Unsaturated fats are less stable than saturated fats, and they degrade at much lower temperatures. For this reason we don't use most unrefined cold-pressed oils for cooking. But what about processing food that's naturally rich in unsaturated fats, such as fish?

Or a similar case - butter smoke point is 150C, yet it is commonly used to bake cakes at temperatures such as 180C.

Is there something going on that prevents fats from degrading in these situations? Or is it no different from picking wrong type of fat for cooking?

  • 5
    If you heat the fish itself up to 180°C, you don't have a fish anymore, you have basically a brick. You must be aware that biological tissue is mainly water and water boils at 100°C under normal circumstances.
    – Raditz_35
    Apr 19, 2018 at 9:32

2 Answers 2


Foods that contain quite a lot of water don't exceed the boiling point of water until that water has boiled off. So in bread or cakes that's part of the reason why we get a crust -- the inside is still moist so is limited to 100°C (there's a fair bit of water in butter and eggs; even flour contains some) while the crust dries and the Maillard reaction takes place. The temperature of the surface is limited by two things: thermal mass (i.e. it takes time for the thin surface layer to heat up after it's dried) and thermal conductivity (heat is transferred from the surface to the inside, which is how the inside cooks). The oven temperature is high enough for the fats to smoke, and for other forms of "burntness" to become apparent, so time is also a factor.

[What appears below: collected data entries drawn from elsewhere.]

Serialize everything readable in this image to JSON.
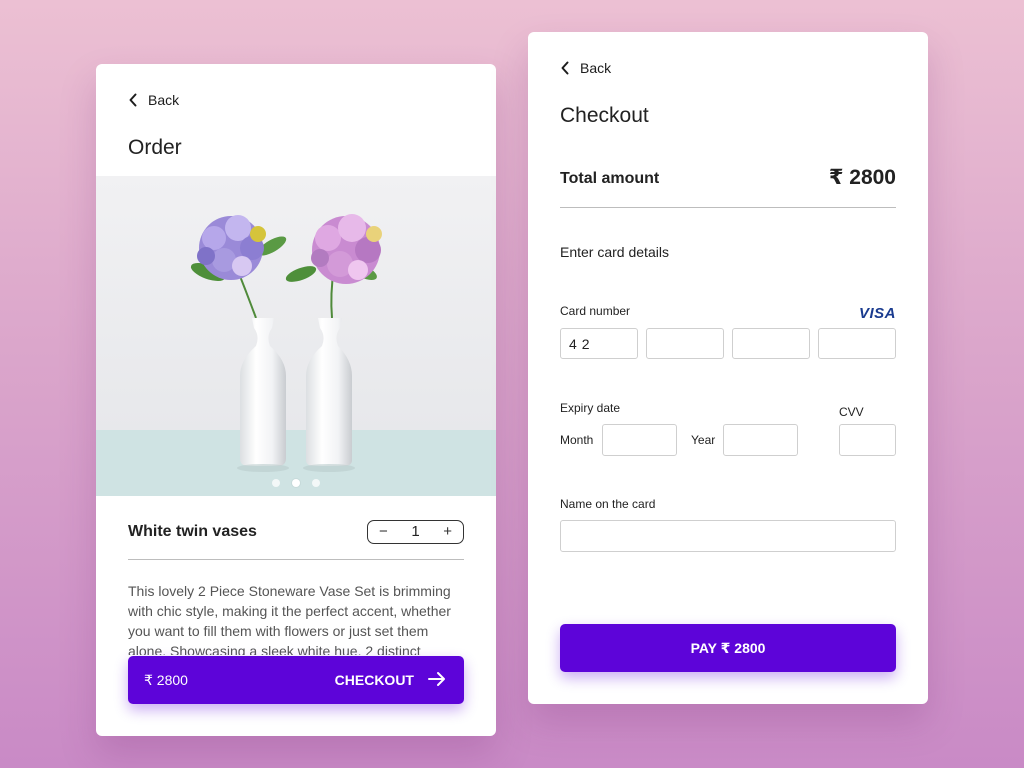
{
  "order": {
    "back_label": "Back",
    "title": "Order",
    "image_icon": "vase-photo",
    "carousel": {
      "count": 3,
      "active_index": 1
    },
    "product_name": "White twin vases",
    "quantity": "1",
    "decrement_symbol": "−",
    "increment_symbol": "+",
    "description": "This lovely 2 Piece Stoneware Vase Set is brimming with chic style, making it the perfect accent, whether you want to fill them with flowers or just set them alone. Showcasing a sleek white hue, 2 distinct",
    "checkout_price": "₹ 2800",
    "checkout_label": "CHECKOUT"
  },
  "checkout": {
    "back_label": "Back",
    "title": "Checkout",
    "total_label": "Total amount",
    "total_value": "₹ 2800",
    "section_title": "Enter card details",
    "card_number_label": "Card number",
    "card_brand": "VISA",
    "card_number_values": [
      "42",
      "",
      "",
      ""
    ],
    "expiry_label": "Expiry date",
    "month_label": "Month",
    "year_label": "Year",
    "cvv_label": "CVV",
    "name_label": "Name on the card",
    "pay_label": "PAY ₹ 2800"
  },
  "colors": {
    "accent": "#5d04d9",
    "background_top": "#ecc0d3",
    "background_bottom": "#c98ac6"
  }
}
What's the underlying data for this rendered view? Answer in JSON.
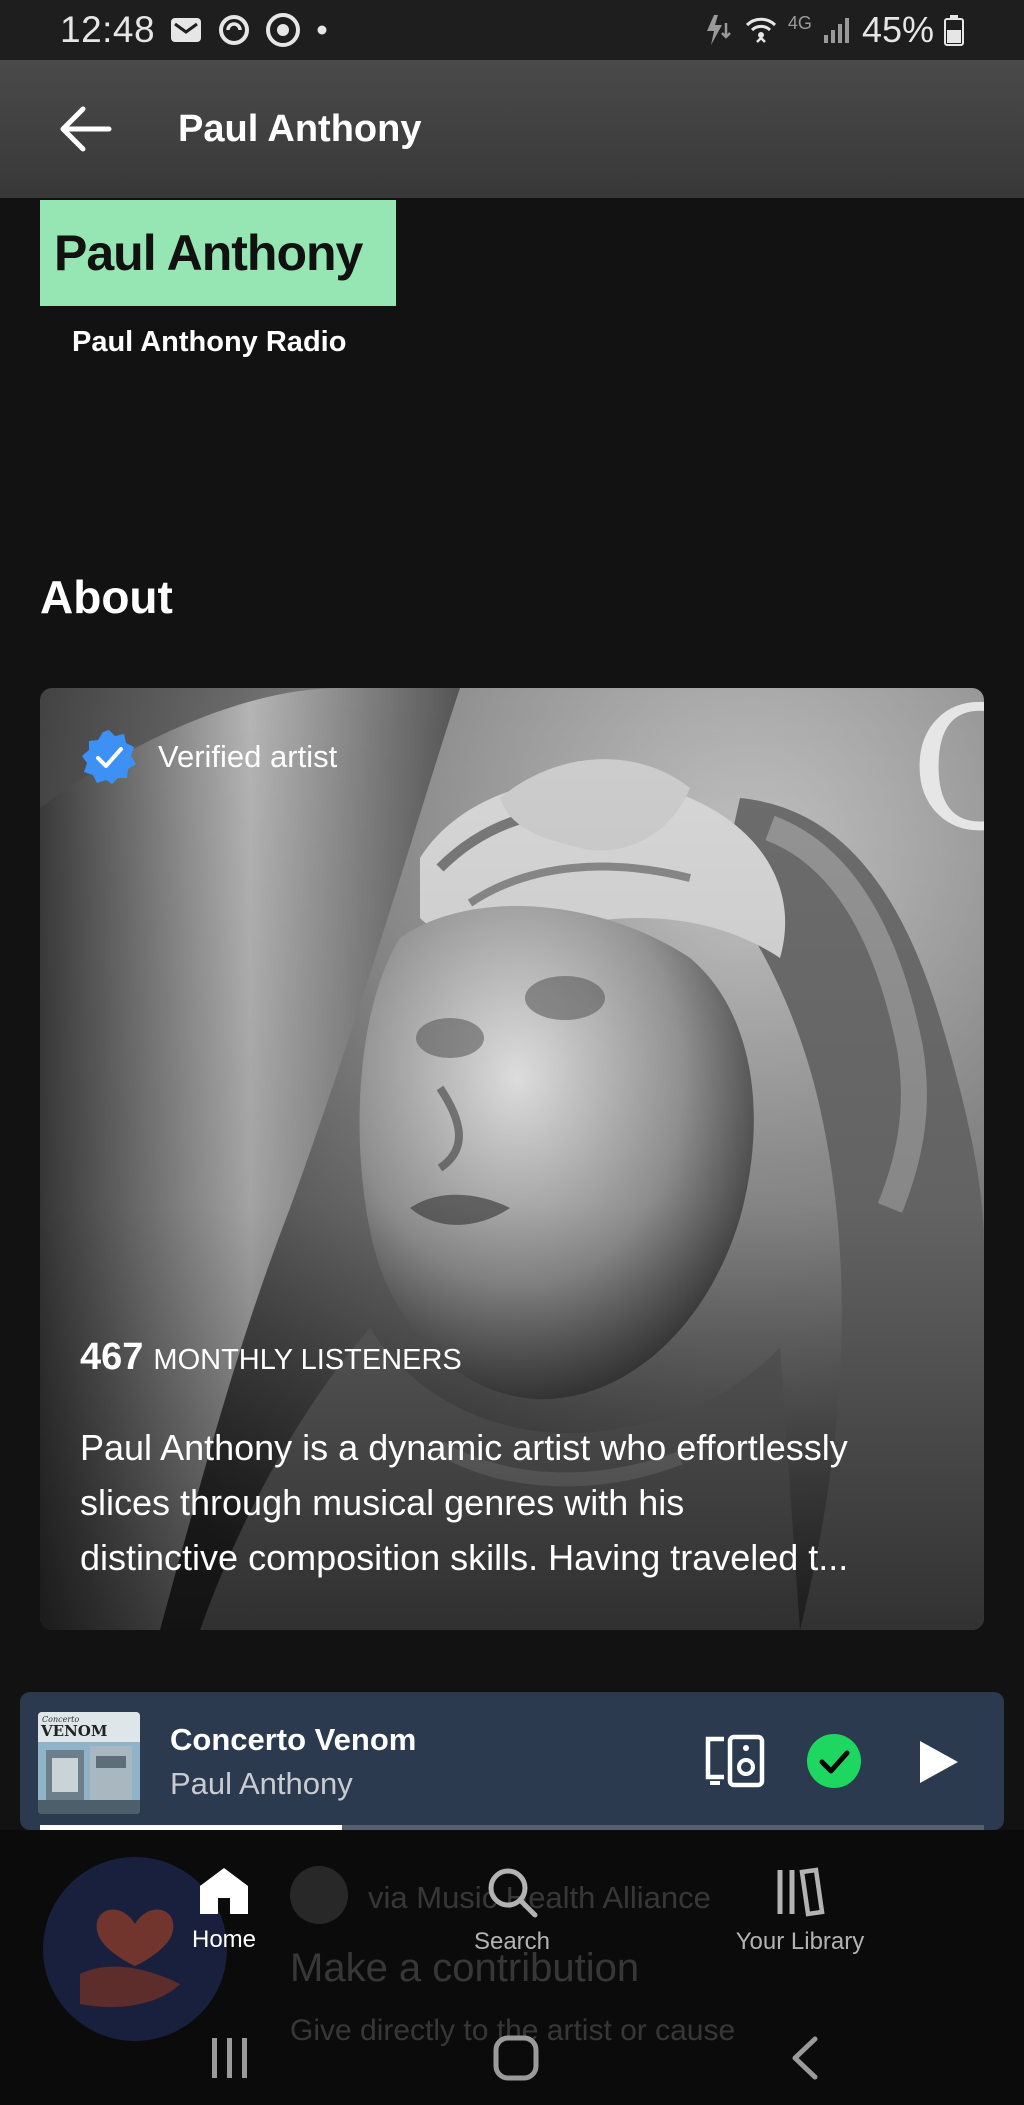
{
  "status_bar": {
    "time": "12:48",
    "network": "4G",
    "battery": "45%"
  },
  "header": {
    "title": "Paul Anthony"
  },
  "radio": {
    "card_title": "Paul Anthony",
    "label": "Paul Anthony Radio"
  },
  "about": {
    "heading": "About",
    "verified_label": "Verified artist",
    "listeners_count": "467",
    "listeners_label": "MONTHLY LISTENERS",
    "bio_lines": [
      "Paul Anthony is a dynamic artist who effortlessly",
      "slices through musical genres with his",
      "distinctive composition skills. Having traveled t..."
    ],
    "watermark": "O"
  },
  "mini_player": {
    "title": "Concerto Venom",
    "artist": "Paul Anthony",
    "art_text": "VENOM",
    "art_script": "Concerto",
    "progress": 0.32
  },
  "ghost_content": {
    "via": "via Music Health Alliance",
    "contribution": "Make a contribution",
    "give": "Give directly to the artist or cause"
  },
  "nav": {
    "home": "Home",
    "search": "Search",
    "library": "Your Library",
    "active": "home"
  },
  "colors": {
    "accent_green": "#1ed760",
    "radio_card": "#95e6b3",
    "player_bg": "#2b3a4e",
    "verified_blue": "#3d91f4"
  }
}
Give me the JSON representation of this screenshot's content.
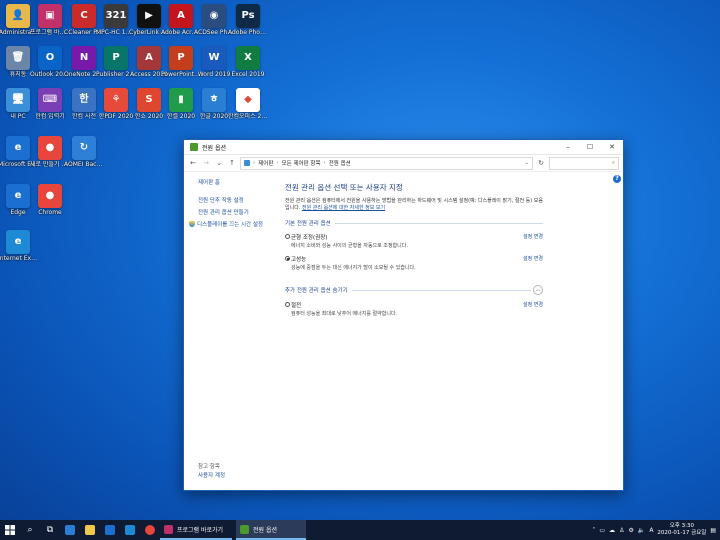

Meat and fish have similar water contents (70--80% is typical in the case of fish), so again the bulk is prevented from exceeding 100°C until it's very dry. But the goal is often to get the middle up to a safe temperature that gives a pleasant texture, while allowing some browning of the surface for flavour. Fish baked uncovered may be baked with the skin on, and the skin then discarded anyway, which gives a little buffer against over-doing it at least from the point of view of the surface. Fish that's baked in foil parcels or enclosed containers is in a micro-environment that heats up more slowly due to the water contained within it, and only thin bits touching the bottom would expect to brown.

So essentially very little if any of the fish (or cake) gets even close to the oven temperature by the time you take it out. This is all slightly simplified ignoring various effects on the availabaility and boiling point of water.


You tagged this question with "food-safety" and used the word "safe" in the title. It seems that you are confused about what food safety is.

Food safety means "the chance of you being delivered tomorrow in the hospital with food poisoning is astronomically small". Just that. It doesn't cover anything about taste, suspected long-term health effects, and so on. It is not about whether you feel safe when you eat it, it is whether it meets the standards set by a regulation agency.

Degraded fats are irrelevant to food safety. There are people who don't like eating them (and some who don't like the idea of eating them, while eating them every day - they just don't realize that their favorite recipes take the oil above the smoke point) so there is much advice around to avoid heating fats too much. It can have different reasons, such as taste, fear of carcinogens potentially occuring during oil pyrolysis, and so on. But this is not food safety advice.

So, the most direct answer is: it is safe because fat heated to any temperature is safe. (At least pure fat - if you heat whole fish to too low temperatures, it is not safe).

Beside answering the safety question, I want to point out another misconception. When you have a chemical mixture, the matters get complicated. Its melting (or burning, etc.) point is not necessarily melting point of the easiest-to-melt component. I cannot tell you if the fat in the fish undergoes degradation at baking temperatures or not, but just because it would have undergone it if you had had pure fat, this doesn't imply that this also happens when it is incorporated in fish cytoplasm or in a cake batter.